Purpose: Few data are available regarding the optimal treatment of multiple sclerosis (MS)-related uveitis. The aim of this study was to describe clinical features of MS-associated uveitis and determine how MS treatment affects the course of uveitis.
Methods: Retrospective, multicenter study. Patients were divided into two groups according to the use (group 2) or not (group 1) of immunomodulatory drugs. Characteristics of uveitis and treatment were reviewed.

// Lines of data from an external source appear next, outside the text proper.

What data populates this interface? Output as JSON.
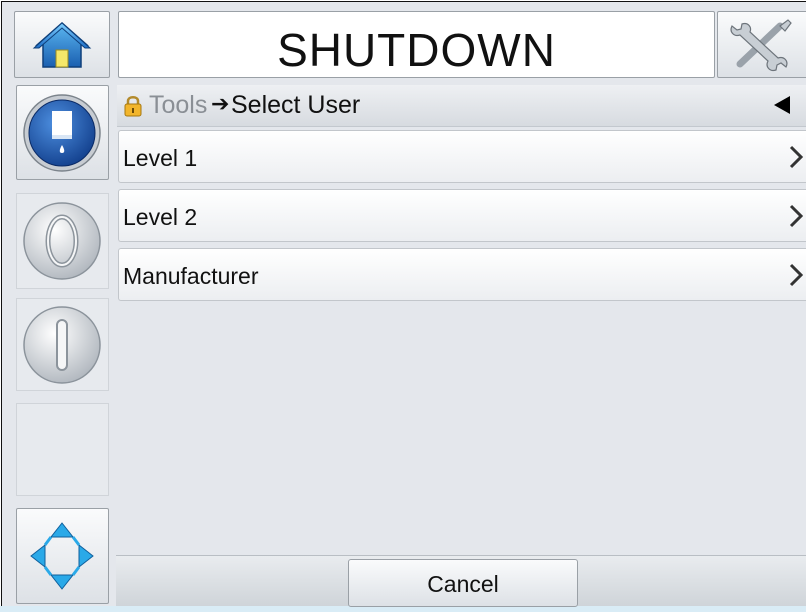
{
  "header": {
    "title": "SHUTDOWN"
  },
  "breadcrumb": {
    "parent": "Tools",
    "separator": "➔",
    "current": "Select User"
  },
  "list": {
    "items": [
      {
        "label": "Level 1"
      },
      {
        "label": "Level 2"
      },
      {
        "label": "Manufacturer"
      }
    ]
  },
  "footer": {
    "cancel_label": "Cancel"
  },
  "icons": {
    "home": "home-icon",
    "tools": "tools-icon",
    "ink": "ink-cartridge-icon",
    "start": "start-icon",
    "stop": "stop-icon",
    "navigation": "navigation-arrows-icon",
    "lock": "lock-icon",
    "back": "back-icon",
    "chevron": "chevron-right-icon"
  },
  "colors": {
    "accent_blue": "#2b6cc4",
    "background": "#e4e7ec"
  }
}
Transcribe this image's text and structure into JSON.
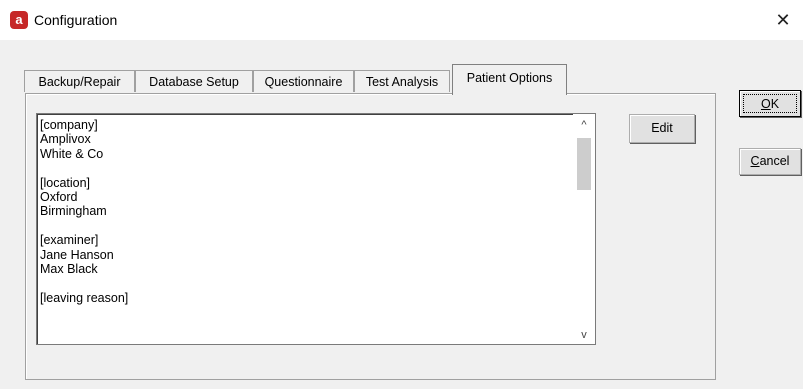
{
  "window": {
    "title": "Configuration",
    "app_icon_letter": "a",
    "close_symbol": "✕"
  },
  "tabs": [
    {
      "label": "Backup/Repair",
      "active": false
    },
    {
      "label": "Database Setup",
      "active": false
    },
    {
      "label": "Questionnaire",
      "active": false
    },
    {
      "label": "Test Analysis",
      "active": false
    },
    {
      "label": "Patient Options",
      "active": true
    }
  ],
  "list": {
    "lines": [
      "[company]",
      "Amplivox",
      "White & Co",
      "",
      "[location]",
      "Oxford",
      "Birmingham",
      "",
      "[examiner]",
      "Jane Hanson",
      "Max Black",
      "",
      "[leaving reason]"
    ],
    "scroll_up_glyph": "^",
    "scroll_down_glyph": "v"
  },
  "buttons": {
    "edit": "Edit",
    "ok_mnemonic": "O",
    "ok_rest": "K",
    "cancel_mnemonic": "C",
    "cancel_rest": "ancel"
  }
}
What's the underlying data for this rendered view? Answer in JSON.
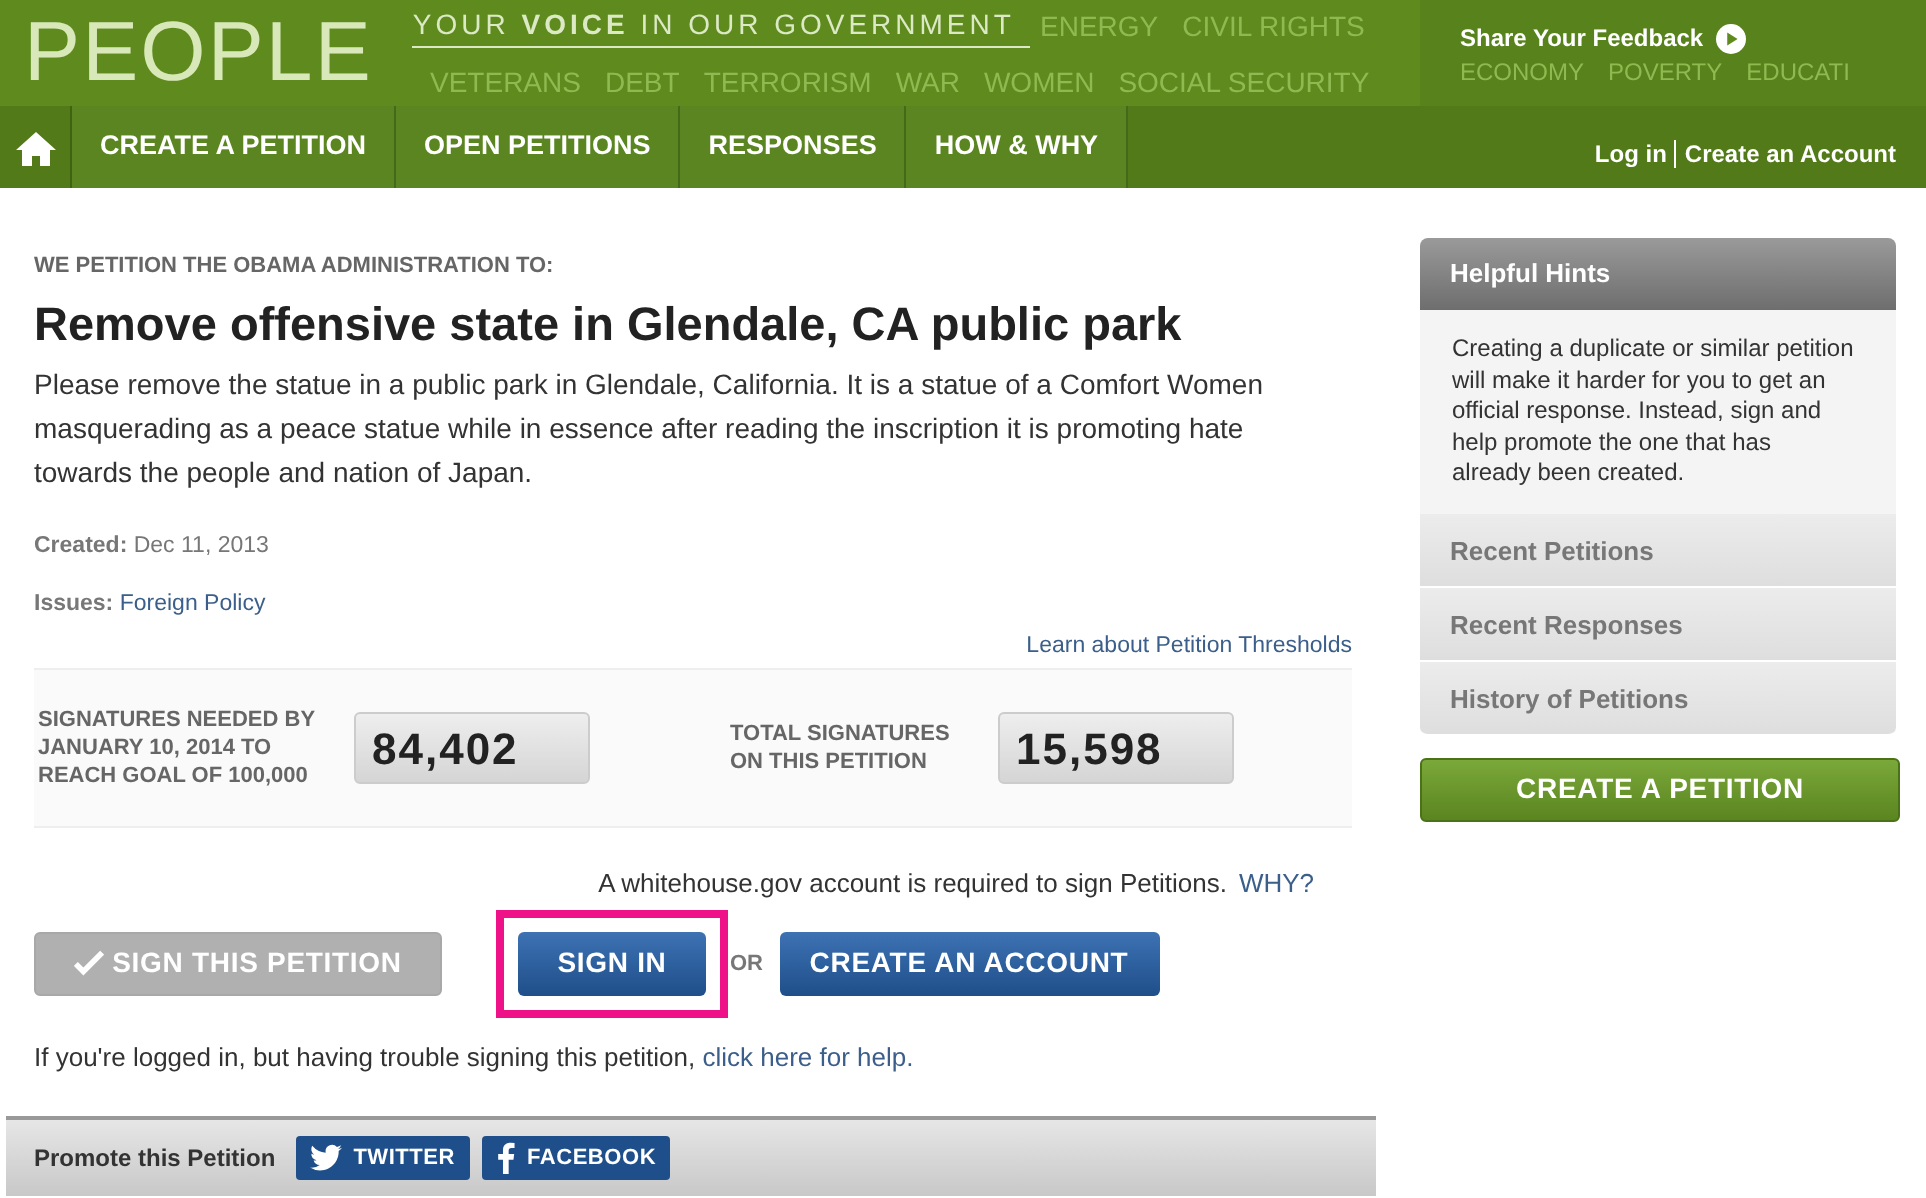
{
  "header": {
    "logo": "PEOPLE",
    "tagline_before": "YOUR",
    "tagline_bold": "VOICE",
    "tagline_after": "IN OUR GOVERNMENT",
    "feedback": "Share Your Feedback",
    "background_words": [
      "ENERGY",
      "CIVIL RIGHTS",
      "VETERANS",
      "DEBT",
      "TERRORISM",
      "WAR",
      "WOMEN",
      "SOCIAL SECURITY",
      "ECONOMY",
      "POVERTY",
      "EDUCATI"
    ]
  },
  "nav": {
    "items": [
      {
        "label": "CREATE A PETITION",
        "selected": false
      },
      {
        "label": "OPEN PETITIONS",
        "selected": false
      },
      {
        "label": "RESPONSES",
        "selected": false
      },
      {
        "label": "HOW & WHY",
        "selected": false
      }
    ],
    "login": "Log in",
    "create_account": "Create an Account"
  },
  "petition": {
    "kicker": "WE PETITION THE OBAMA ADMINISTRATION TO:",
    "title": "Remove offensive state in Glendale, CA public park",
    "body": "Please remove the statue in a public park in Glendale, California. It is a statue of a Comfort Women masquerading as a peace statue while in essence after reading the inscription it is promoting hate towards the people and nation of Japan.",
    "created_label": "Created:",
    "created": "Dec 11, 2013",
    "issues_label": "Issues:",
    "issues": "Foreign Policy"
  },
  "thresholds_link": "Learn about Petition Thresholds",
  "counters": [
    {
      "label": "SIGNATURES NEEDED BY JANUARY 10, 2014 TO REACH GOAL OF 100,000",
      "value": "84,402"
    },
    {
      "label": "TOTAL SIGNATURES ON THIS PETITION",
      "value": "15,598"
    }
  ],
  "sign": {
    "notice": "A whitehouse.gov account is required to sign Petitions.",
    "why": "WHY?",
    "sign_button": "SIGN THIS PETITION",
    "sign_disabled": true,
    "sign_in": "SIGN IN",
    "sign_in_highlighted": true,
    "or": "OR",
    "create_account": "CREATE AN ACCOUNT",
    "help_text": "If you're logged in, but having trouble signing this petition,",
    "help_link": "click here for help."
  },
  "promote": {
    "label": "Promote this Petition",
    "buttons": [
      {
        "kind": "twitter",
        "label": "TWITTER"
      },
      {
        "kind": "facebook",
        "label": "FACEBOOK"
      }
    ]
  },
  "sidebar": {
    "hints_title": "Helpful Hints",
    "hints_text": "Creating a duplicate or similar petition will make it harder for you to get an official response. Instead, sign and help promote the one that has already been created.",
    "items": [
      "Recent Petitions",
      "Recent Responses",
      "History of Petitions"
    ],
    "create_button": "CREATE A PETITION"
  }
}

Results: A total of 68 eyes from 36 patients (17 in group 1 and 19 in group 2) were included. All patients were treated with topical and/or systemic steroids for uveitis. Uveitis occurred 1-17 years prior to neurologic symptoms in 78% of patients. Uveitis was more severe in group 2 (p<0.05), with a tendency toward a higher rate of chronic uveitis (p = 0.06).
Conclusions: MS-related uveitis has often a favorable evolution. Patients on interferon-beta have more severe and chronic uveitis. As far as we are concerned, interferon-beta given on the sole indication of uveitis is not recommended. If steroid-sparing agent is required for intraocular inflammation, immunosuppressive drugs should be considered.
Keywords: Corticosteroids; cystoid macular edema; immunosuppressive drugs; interferon-beta; relapsing-remitting MS; uveitis.